Bourdeaux, who sends her son to Hebrew school, has developed close ties with Jewish community members in Atlanta. Steve Oppenheimer, a local pro-Israel activist, said he met Bourdeaux when she first ran for Congress and was impressed by the methodical approach she brought to crafting her position paper on Middle East foreign policy. 

“We really developed our relationship discussing and reviewing that paper, giving us both an opportunity to dive deeper to understand the issues,” Oppenheimer told JI. “I’ve done this many times over the years, but it was particularly interesting doing this with someone who is a professor in a school of public policy. I learned a lot in the process.”

Rep.-elect Carolyn Bourdeaux and her family. (Courtesy)

Bourdeaux supports continued aid to Israel, opposes the Boycott, Divestment and Sanctions movement and is in favor of returning to the Iran nuclear deal.

“She researches everything,” said Jeanney Kutner, a member of J Street’s local steering committee in Atlanta. “She’s thorough.”

Bourdeaux got her start in politics as a legislative aide to Sen. Ron Wyden (D-OR) and later earned a Ph.D. in public administration from Syracuse University. During the recession, she took a leave of absence from her position as a professor in the Andrew Young School of Policy Studies at Georgia State University to serve as director of Georgia’s Senate Budget and Evaluation Office. She took another leave from the university to run for Congress. 

As she works to set up her offices in-district and on the Hill, Bourdeaux said she is simultaneously operating as a surrogate for Jon Ossoff and Raphael Warnock, the Democratic Senate candidates in Georgia who are locked in a heated battle with their Republican opponents ahead of the January 5 runoff that will decide which party controls the upper chamber. 

Bourdeaux, who has lent her field staff to the effort, is hopeful that the Democrats can pull off an upset this cycle. “What we know is that we have voters to win,” she said. “We just have to turn them out to vote.”

Meanwhile, Bourdeaux’s opponent, Rich McCormick — an emergency room physician and military veteran who has also flirted with QAnon — recently filed a statement of candidacy for 2022, when the district could very well be redrawn to favor Republican candidates. 

Bourdeaux, in conversation with JI, was unaware that McCormick had filed to run again. Her campaign manager, Shelbi Dantic, said the filing may simply indicate that he is “trying to retire campaign debt” and that it is unclear if he is running again.

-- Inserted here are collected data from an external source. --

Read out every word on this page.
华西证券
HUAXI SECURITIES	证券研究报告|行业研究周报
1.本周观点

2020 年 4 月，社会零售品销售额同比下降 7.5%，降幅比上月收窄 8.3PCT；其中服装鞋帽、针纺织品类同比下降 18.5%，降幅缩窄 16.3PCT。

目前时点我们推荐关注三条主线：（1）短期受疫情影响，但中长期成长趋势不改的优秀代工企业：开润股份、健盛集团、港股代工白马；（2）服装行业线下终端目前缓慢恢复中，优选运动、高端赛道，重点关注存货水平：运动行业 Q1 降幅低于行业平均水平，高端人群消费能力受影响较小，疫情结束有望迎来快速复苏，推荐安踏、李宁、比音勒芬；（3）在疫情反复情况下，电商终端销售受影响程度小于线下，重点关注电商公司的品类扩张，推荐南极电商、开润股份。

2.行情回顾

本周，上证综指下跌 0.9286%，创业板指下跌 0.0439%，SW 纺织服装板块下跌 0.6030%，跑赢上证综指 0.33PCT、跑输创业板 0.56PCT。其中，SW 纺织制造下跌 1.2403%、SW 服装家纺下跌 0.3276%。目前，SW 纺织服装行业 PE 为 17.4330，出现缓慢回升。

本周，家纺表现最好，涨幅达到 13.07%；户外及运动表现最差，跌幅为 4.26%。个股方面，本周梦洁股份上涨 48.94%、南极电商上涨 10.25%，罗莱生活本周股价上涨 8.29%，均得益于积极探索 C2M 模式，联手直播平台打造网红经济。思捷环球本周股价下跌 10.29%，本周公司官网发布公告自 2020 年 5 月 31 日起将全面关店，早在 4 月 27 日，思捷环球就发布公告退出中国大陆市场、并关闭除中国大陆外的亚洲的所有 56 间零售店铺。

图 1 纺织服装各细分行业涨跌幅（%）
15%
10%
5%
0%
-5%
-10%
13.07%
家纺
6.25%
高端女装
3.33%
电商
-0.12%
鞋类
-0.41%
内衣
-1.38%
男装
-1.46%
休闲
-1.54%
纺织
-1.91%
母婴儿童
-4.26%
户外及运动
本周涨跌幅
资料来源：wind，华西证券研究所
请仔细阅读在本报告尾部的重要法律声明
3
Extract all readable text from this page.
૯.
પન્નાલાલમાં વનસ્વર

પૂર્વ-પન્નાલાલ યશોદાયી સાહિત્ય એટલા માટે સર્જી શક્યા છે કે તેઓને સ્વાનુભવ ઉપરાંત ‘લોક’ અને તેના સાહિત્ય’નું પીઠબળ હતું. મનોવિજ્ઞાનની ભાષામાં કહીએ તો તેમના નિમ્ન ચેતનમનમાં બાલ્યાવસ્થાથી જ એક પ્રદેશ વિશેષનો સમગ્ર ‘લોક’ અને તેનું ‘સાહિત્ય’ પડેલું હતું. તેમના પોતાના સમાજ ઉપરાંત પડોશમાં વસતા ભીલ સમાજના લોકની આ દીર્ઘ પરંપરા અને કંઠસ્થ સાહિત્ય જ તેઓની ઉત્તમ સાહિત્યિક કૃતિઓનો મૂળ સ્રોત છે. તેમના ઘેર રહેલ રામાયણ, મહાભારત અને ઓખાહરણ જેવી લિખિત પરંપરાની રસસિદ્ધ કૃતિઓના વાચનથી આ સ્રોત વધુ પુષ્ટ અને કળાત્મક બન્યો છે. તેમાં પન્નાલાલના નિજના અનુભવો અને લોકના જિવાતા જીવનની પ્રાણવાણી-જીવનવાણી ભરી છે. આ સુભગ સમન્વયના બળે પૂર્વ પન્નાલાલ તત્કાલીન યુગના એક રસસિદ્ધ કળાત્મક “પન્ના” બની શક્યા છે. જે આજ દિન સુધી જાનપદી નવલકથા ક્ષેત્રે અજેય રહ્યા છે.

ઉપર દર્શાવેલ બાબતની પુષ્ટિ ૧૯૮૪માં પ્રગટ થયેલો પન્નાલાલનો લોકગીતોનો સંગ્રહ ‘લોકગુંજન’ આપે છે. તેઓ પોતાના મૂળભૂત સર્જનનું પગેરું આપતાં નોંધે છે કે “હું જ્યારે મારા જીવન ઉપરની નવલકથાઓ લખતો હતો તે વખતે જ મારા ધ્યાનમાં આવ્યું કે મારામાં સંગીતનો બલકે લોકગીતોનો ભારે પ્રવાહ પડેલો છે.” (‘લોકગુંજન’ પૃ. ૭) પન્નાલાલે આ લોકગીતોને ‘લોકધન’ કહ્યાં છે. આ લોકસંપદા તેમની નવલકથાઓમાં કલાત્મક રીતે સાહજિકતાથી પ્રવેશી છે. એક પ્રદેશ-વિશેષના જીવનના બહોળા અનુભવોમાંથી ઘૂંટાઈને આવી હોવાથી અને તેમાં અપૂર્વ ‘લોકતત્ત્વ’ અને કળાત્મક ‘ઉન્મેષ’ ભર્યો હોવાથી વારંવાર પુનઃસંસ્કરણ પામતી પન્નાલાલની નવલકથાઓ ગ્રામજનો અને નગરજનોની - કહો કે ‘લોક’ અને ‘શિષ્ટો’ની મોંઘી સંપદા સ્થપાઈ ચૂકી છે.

A spokesperson for McCormick did not respond to requests for comment.

Still, Charles S. Bullock III, a professor of political science at the University of Georgia’s School of Public and International Affairs, predicts that Republicans, who will control redistricting in the state, could alter the 7th district’s map for the next cycle by jettisoning portions of the blue-leaning Gwinnett County population and pulling in Republicans from Forsyth and Hall Counties. 

That makeup, he postulated, could freeze Bourdeaux out of another term. “I think Bourdeaux is the one who is endangered,” he said of Georgia’s upcoming redistricting.

Despite the possible threat, Bourdeaux was intent on staying focused on the present as she prepares to be sworn into public office. “I can only say we will cross that bridge when we get there,” she said.